To be woken by a mobile phone call while climbing into bed at a roadside motel in a small South Island country town was perhaps my first encounter of the wonderful, if a little eccentric, world of New Zealand booksellers.
“I heard you are in town and want to talk to you about bookselling,” said Russell Antiss. How did he know I was in Ashburton? I had not told anyone I was even going through the town. However, I had met Philip King of Canterbury University Bookshop earlier in the day and Philip had spread the world down the line that the new guy from Booksellers NZ was doing a tour. I don’t know whether Philip actually said this, but I suspect he might have told Russell, “He knows absolutely nothing about bookselling, so you might want to put him straight.”
Russell insisted that he would come around to the motel, pick me up and take me to his home for a cognac and a chat; most hospitable and an interesting discussion on the industry, particularly the founding of the Paper Plus Group, ensued.
Actually I had an even stranger, but far less hospitable encounter with the industry when John and Ruth McIntyre of the Children’s Bookshop in Kilbirnie threw a “welcome to the book trade” function at the trade’s traditional Wellington watering hole, the Southern Cross. This particular bookseller, who shall remain nameless, decided he would introduce himself by way of head-butting me and telling me what a shocking fraud I was rorting the trade by way of the structure of book tokens as administered by Booksellers NZ.
So a good industry to join? “Yeah, nah,” might have been an answer then, but as it has turned out, the last six and half years have been very enjoyable, for many reasons, particularly thanks to my encounters with the wide variety of booksellers throughout New Zealand.

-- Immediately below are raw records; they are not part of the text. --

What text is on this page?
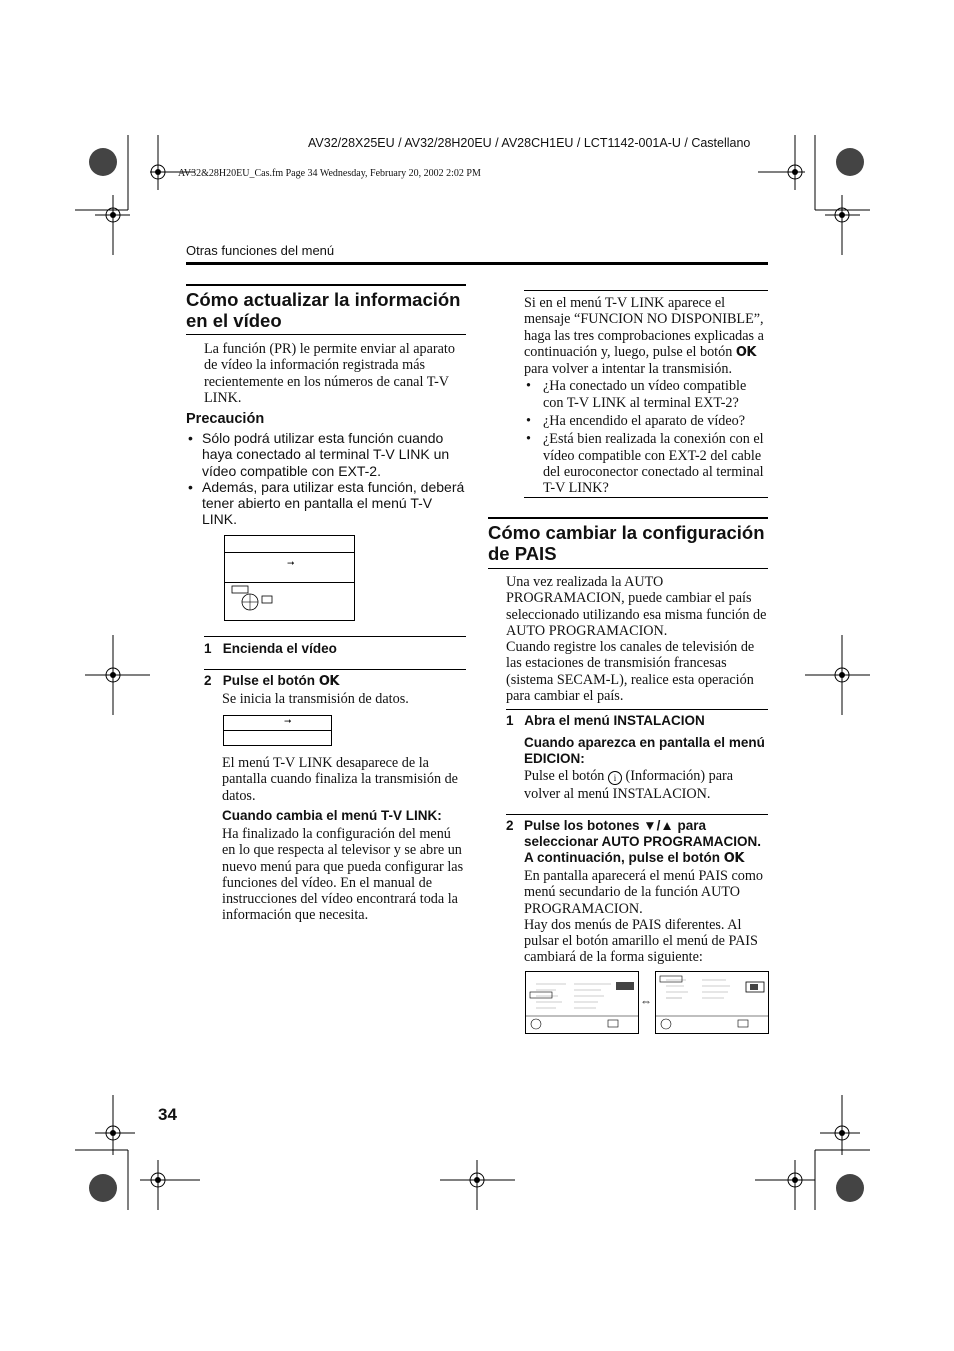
AV32/28X25EU / AV32/28H20EU / AV28CH1EU / LCT1142-001A-U / Castellano
AV32&28H20EU_Cas.fm Page 34 Wednesday, February 20, 2002 2:02 PM
Otras funciones del menú
Cómo actualizar la información en el vídeo
La función (PR) le permite enviar al aparato de vídeo la información registrada más recientemente en los números de canal T-V LINK.
Precaución
• Sólo podrá utilizar esta función cuando haya conectado al terminal T-V LINK un vídeo compatible con EXT-2.
• Además, para utilizar esta función, deberá tener abierto en pantalla el menú T-V LINK.
➞
1 Encienda el vídeo
2 Pulse el botón OK
Se inicia la transmisión de datos.
➞
El menú T-V LINK desaparece de la pantalla cuando finaliza la transmisión de datos.
Cuando cambia el menú T-V LINK:
Ha finalizado la configuración del menú en lo que respecta al televisor y se abre un nuevo menú para que pueda configurar las funciones del vídeo. En el manual de instrucciones del vídeo encontrará toda la información que necesita.
Si en el menú T-V LINK aparece el mensaje “FUNCION NO DISPONIBLE”, haga las tres comprobaciones explicadas a continuación y, luego, pulse el botón OK para volver a intentar la transmisión.
• ¿Ha conectado un vídeo compatible con T-V LINK al terminal EXT-2?
• ¿Ha encendido el aparato de vídeo?
• ¿Está bien realizada la conexión con el vídeo compatible con EXT-2 del cable del euroconector conectado al terminal T-V LINK?
Cómo cambiar la configuración de PAIS
Una vez realizada la AUTO PROGRAMACION, puede cambiar el país seleccionado utilizando esa misma función de AUTO PROGRAMACION.
Cuando registre los canales de televisión de las estaciones de transmisión francesas (sistema SECAM-L), realice esta operación para cambiar el país.
1 Abra el menú INSTALACION
Cuando aparezca en pantalla el menú EDICION:
Pulse el botón i (Información) para volver al menú INSTALACION.
2 Pulse los botones ▼/▲ para seleccionar AUTO PROGRAMACION. A continuación, pulse el botón OK
En pantalla aparecerá el menú PAIS como menú secundario de la función AUTO PROGRAMACION.
Hay dos menús de PAIS diferentes. Al pulsar el botón amarillo el menú de PAIS cambiará de la forma siguiente:
⇔
34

On another tour of bookshops a few years into my time at Booksellers NZ, I pulled into Take Note Wairoa, now independent bookshop The Book Parade, owned by Ange McKay. Okay, it’s small and sells a lot of stuff other than books, but the shop is an important community hub. Asked what book she sells most of, the answer was Tākitimu, written by Tiaka Hikawera Mitira (J. H. Mitchell) and first published by A.H. and A.W Reed in 1972, but still published by and available through Oratia Media. It is a history of the Ngati Kahungunu iwi that recognise Tākitimu as their foundation canoe, and it traces the history of the peoples of the Te Urewera.
Sales from many community bookshops represent special interests of their localities. Paper Plus in Ashburton told me of selling lots of books about tractors. Mind, local specialities are not fully understood sometimes: Paper Plus Support Office noted the higher than usual sales of tractor books in Ashburton so delivered a larger than usual pack of a new title they thought would sell well down there – A Short History of Tractors in Ukrainian.
I certainly have not met all the booksellers in the country, but all that I have met, while individualist and sometimes eccentric, have one thing in common – a passion for books and bookselling. To be called a “good bookseller”, especially by a cranky publisher, is a badge of honour.
Bookselling has been tough over the past few years and the industry has lost a number of its characters, such as Jeff Grigor from Chapters and Verses in Timaru, Tim Skinner from Capital Books in Wellington, John Ahradsen from Paper Plus. But it appears the tide has turned for sales and while not up there with at pre-2007 levels, the graph is heading in the right direction.
This coming weekend’s NZ Bookshop Day will be a celebration of bookshops in communities right across the country and a celebration too of the many booksellers who are sticking with the trade primarily for one reason – they love books.